Heterochromatin protein 1γ deficiency decreases histone H3K27 methylation in mouse neurosphere neuronal genes

Heterochromatin protein (HP) 1 gamma, a component of heterochromatin in eukaryotes, is involved in H3K9 methylation. Although HP1 gamma is expressed strongly in neural tissues and neural stem cells, its functions are unclear. To elucidate the roles of HP1 gamma, we analyzed HP1 gamma -deficient (HP1 gamma KO) mouse embryonic neurospheres and determined that HP1 gamma KO neurospheres tended to differentiate after quaternary culture. Several genes normally expressed in neuronal cells were upregulated in HP1 gamma KO undifferentiated neurospheres, but not in the wild type (WT). Compared to that in the control neurospheres, the occupancy of H3K27me3 was lower around the transcription start sites (TSSs) of these genes in HP1 gamma KO neurospheres, while H3K9me2/3, H3K4me3, and H3K27ac amounts remained unchanged.
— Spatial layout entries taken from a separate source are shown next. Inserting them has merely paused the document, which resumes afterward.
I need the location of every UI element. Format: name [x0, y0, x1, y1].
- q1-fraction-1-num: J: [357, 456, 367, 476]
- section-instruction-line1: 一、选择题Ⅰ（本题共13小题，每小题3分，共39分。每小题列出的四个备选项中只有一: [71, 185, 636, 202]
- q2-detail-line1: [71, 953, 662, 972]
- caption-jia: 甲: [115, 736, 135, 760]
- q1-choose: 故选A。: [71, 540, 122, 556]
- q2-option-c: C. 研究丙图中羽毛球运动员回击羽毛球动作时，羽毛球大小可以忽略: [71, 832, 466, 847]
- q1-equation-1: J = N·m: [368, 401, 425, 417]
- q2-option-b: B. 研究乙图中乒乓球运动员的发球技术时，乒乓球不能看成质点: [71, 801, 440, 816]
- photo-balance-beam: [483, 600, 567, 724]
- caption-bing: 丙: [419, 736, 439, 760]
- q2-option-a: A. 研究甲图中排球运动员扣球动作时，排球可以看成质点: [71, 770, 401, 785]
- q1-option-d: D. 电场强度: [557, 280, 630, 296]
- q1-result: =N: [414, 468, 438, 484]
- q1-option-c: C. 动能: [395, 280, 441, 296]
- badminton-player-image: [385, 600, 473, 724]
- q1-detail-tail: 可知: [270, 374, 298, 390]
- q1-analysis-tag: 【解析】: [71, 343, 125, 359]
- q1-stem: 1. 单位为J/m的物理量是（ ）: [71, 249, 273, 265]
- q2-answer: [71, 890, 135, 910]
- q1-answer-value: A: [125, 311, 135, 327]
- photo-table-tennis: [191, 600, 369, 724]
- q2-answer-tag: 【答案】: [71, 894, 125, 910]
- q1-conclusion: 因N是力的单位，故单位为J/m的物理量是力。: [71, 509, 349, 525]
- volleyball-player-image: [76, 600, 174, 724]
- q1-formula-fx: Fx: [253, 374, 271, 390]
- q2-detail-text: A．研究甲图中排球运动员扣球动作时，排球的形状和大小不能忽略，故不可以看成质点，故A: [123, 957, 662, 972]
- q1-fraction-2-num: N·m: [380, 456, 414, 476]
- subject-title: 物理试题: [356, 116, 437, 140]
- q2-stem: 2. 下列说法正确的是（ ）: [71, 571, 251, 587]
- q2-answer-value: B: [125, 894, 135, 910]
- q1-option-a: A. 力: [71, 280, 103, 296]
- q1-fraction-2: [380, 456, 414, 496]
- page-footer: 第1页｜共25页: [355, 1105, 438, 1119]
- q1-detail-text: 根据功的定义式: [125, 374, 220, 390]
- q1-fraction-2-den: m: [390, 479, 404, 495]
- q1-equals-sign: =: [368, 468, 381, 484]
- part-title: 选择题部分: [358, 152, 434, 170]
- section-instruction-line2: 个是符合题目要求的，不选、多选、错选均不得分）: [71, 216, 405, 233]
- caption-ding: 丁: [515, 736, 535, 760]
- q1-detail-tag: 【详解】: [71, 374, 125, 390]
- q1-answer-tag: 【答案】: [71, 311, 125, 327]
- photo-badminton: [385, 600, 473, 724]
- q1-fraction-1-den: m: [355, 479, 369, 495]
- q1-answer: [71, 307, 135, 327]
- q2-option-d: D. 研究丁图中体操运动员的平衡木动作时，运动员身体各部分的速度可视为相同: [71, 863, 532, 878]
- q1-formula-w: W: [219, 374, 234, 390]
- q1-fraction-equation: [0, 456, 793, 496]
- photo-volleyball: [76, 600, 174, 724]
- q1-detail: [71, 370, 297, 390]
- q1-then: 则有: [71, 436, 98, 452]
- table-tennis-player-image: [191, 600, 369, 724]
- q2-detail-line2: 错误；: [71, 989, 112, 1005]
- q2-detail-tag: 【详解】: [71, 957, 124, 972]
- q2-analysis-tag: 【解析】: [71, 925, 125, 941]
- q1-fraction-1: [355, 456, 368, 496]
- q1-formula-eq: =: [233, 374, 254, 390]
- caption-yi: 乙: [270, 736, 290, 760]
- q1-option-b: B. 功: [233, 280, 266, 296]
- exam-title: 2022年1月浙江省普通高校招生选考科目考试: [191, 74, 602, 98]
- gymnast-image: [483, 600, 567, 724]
Moreover, amounts of the H3K27me2/3 demethylases, UTX, and JMJD3, were increased around the TSSs of these genes. Treatment with GSK-J4, an inhibitor of H3K27 demethylases, decreased the expression of genes upregulated in HP1 gamma KO neurospheres, along with an increase of H3K27me3 amounts. Therefore, in murine neurospheres, HP1 gamma protected the promoter sites of differentiated cell-specific genes against H3K27 demethylases to repress the expression of these genes. A better understanding of central cellular processes such as histone methylation will help elucidate critical events such as cell-specific gene expression, epigenetics, and differentiation.